The former Soviet president spoke out forcefully in London last week at the kickoff of a new campaign called Come Clean. Launched by Greenpeace, Britain’s Campaign for Nuclear Disarmament and other non-governmental organizations, the campaign is designed to rid the world of weapons of mass destruction. “If they exist, sooner or later there will be disastrous consequences,” he said. “It is not enough to safeguard them. They must be abolished.”
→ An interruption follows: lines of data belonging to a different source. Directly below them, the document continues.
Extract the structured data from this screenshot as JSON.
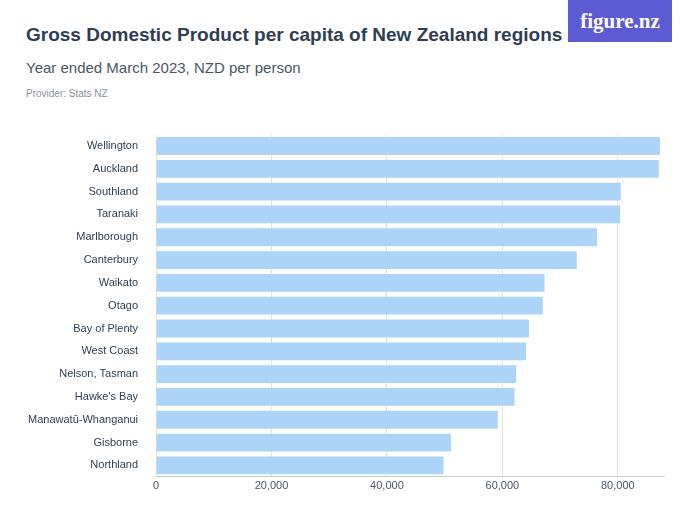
{
  "chart_data": {
    "type": "bar",
    "title": "Gross Domestic Product per capita of New Zealand regions",
    "subtitle": "Year ended March 2023, NZD per person",
    "provider": "Provider: Stats NZ",
    "brand": "figure.nz",
    "orientation": "horizontal",
    "categories": [
      "Wellington",
      "Auckland",
      "Southland",
      "Taranaki",
      "Marlborough",
      "Canterbury",
      "Waikato",
      "Otago",
      "Bay of Plenty",
      "West Coast",
      "Nelson, Tasman",
      "Hawke's Bay",
      "Manawatū-Whanganui",
      "Gisborne",
      "Northland"
    ],
    "values": [
      87300,
      87100,
      80500,
      80400,
      76400,
      72900,
      67300,
      67000,
      64600,
      64100,
      62400,
      62100,
      59200,
      51100,
      49800
    ],
    "color": "#abd4f8",
    "xlim": [
      0,
      88000
    ],
    "xticks": [
      0,
      {
        "value": 20000,
        "label": "20,000"
      },
      {
        "value": 40000,
        "label": "40,000"
      },
      {
        "value": 60000,
        "label": "60,000"
      },
      {
        "value": 80000,
        "label": "80,000"
      }
    ],
    "grid": true
  }
}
This forthright repudiation of such weapons is not an afterthought for the man who once ruled the world’s largest nation. Quite the contrary. He began speaking out against nuclear dangers even before he assumed the top leadership post in the Soviet Union and initiated the transformation of his country into a relatively peaceful, democratic society. Addressing the British parliament in December 1984, Gorbachev declared that “the nuclear age inevitably dictates new political thinking. Preventing nuclear war is the most burning issue for all people on earth.”
After becoming Soviet party secretary in March 1985, Gorbachev stepped up his attack upon nuclear weapons. Speaking to the French parliament that October, he declared that, as there could be “no victors in a nuclear war,” the time had come “to stop the nuclear arms race.” Faced with the “self-destruction of the human race,” people had to “burn the black book of nuclear alchemy” and make the 21st century a time “of life without fear of universal death.” In January 1986, Gorbachev unveiled a three-stage plan to eliminate all nuclear weapons around the world by the year 2000.
As these elements of such thinking were put into place, Eduard Shevardnadze, the new Soviet foreign minister, exulted. Henceforth, he wrote, Soviet security would be “gained not by the highest possible level of strategic parity, but the lowest possible level,” with “nuclear and other weapons of mass destruction … removed from the equation.” The world was well on its way to the INF treaty, the START I treaty, and the end of the Cold War.
American conservatives, of course, have dished up a very different version of events. In it, Gorbachev and other courageous Soviet reformers are simply airbrushed out of the picture. Instead, the Reagan administration’s military buildup is said to have overawed Soviet bureaucrats and “won” the Cold War.
But this triumphalist interpretation has nothing behind it but the self-interest of U.S. officials. None of the Soviet leaders of the time have given it any credit whatsoever. Gorbachev himself shrugged off the idea of Soviet capitulation to U.S. power as American political campaign rhetoric, but added: “If this idea is serious, then it is a very big delusion.”
What did move Gorbachev to take his antinuclear stand was the critical perspective on nuclear weapons advanced by the mass nuclear disarmament campaign of the era. Meeting frequently with leaders of this campaign, he adopted their ideas, their rhetoric and their proposals.
“The new thinking,” he said, “absorbed the conclusions and demands of … the public and … of the movements of physicians, scientists and ecologists, and of various antiwar organizations.”
Although President Reagan also deserves credit for fostering nuclear disarmament and the end of the Cold War, it is not for his dangerous and expensive weapons systems. As Colin Powell observed, what Reagan contributed was “the vision and flexibility, lacking in many knee-jerk Cold Warriors, to recognize that Gorbachev was a new man in a new age offering new opportunities for peace.”
Gorbachev’s sincerity in seeking nuclear disarmament is further exemplified by his activities since leaving public office in 1991. Time and again, he has spoken out against the dangers of nuclear weapons. In January 1998, he joined an array of other former national leaders who signed an appeal for nuclear abolition.
It is sad to see how far the U.S. government has strayed from that vision. Although the Bush administration talks about the danger of WMDs, they are only the WMDs of other nations. It has no plan for comprehensive nuclear disarmament. Furthermore, it has withdrawn from the ABM treaty, rejected the Comprehensive Test Ban Treaty and is currently promoting legislation to build new nuclear weapons.
What this nation badly needs is a farsighted statesman like Mikhail Gorbachev.
Lawrence S. Wittner teaches at the University at Albany. His latest book is “Toward Nuclear Abolition.”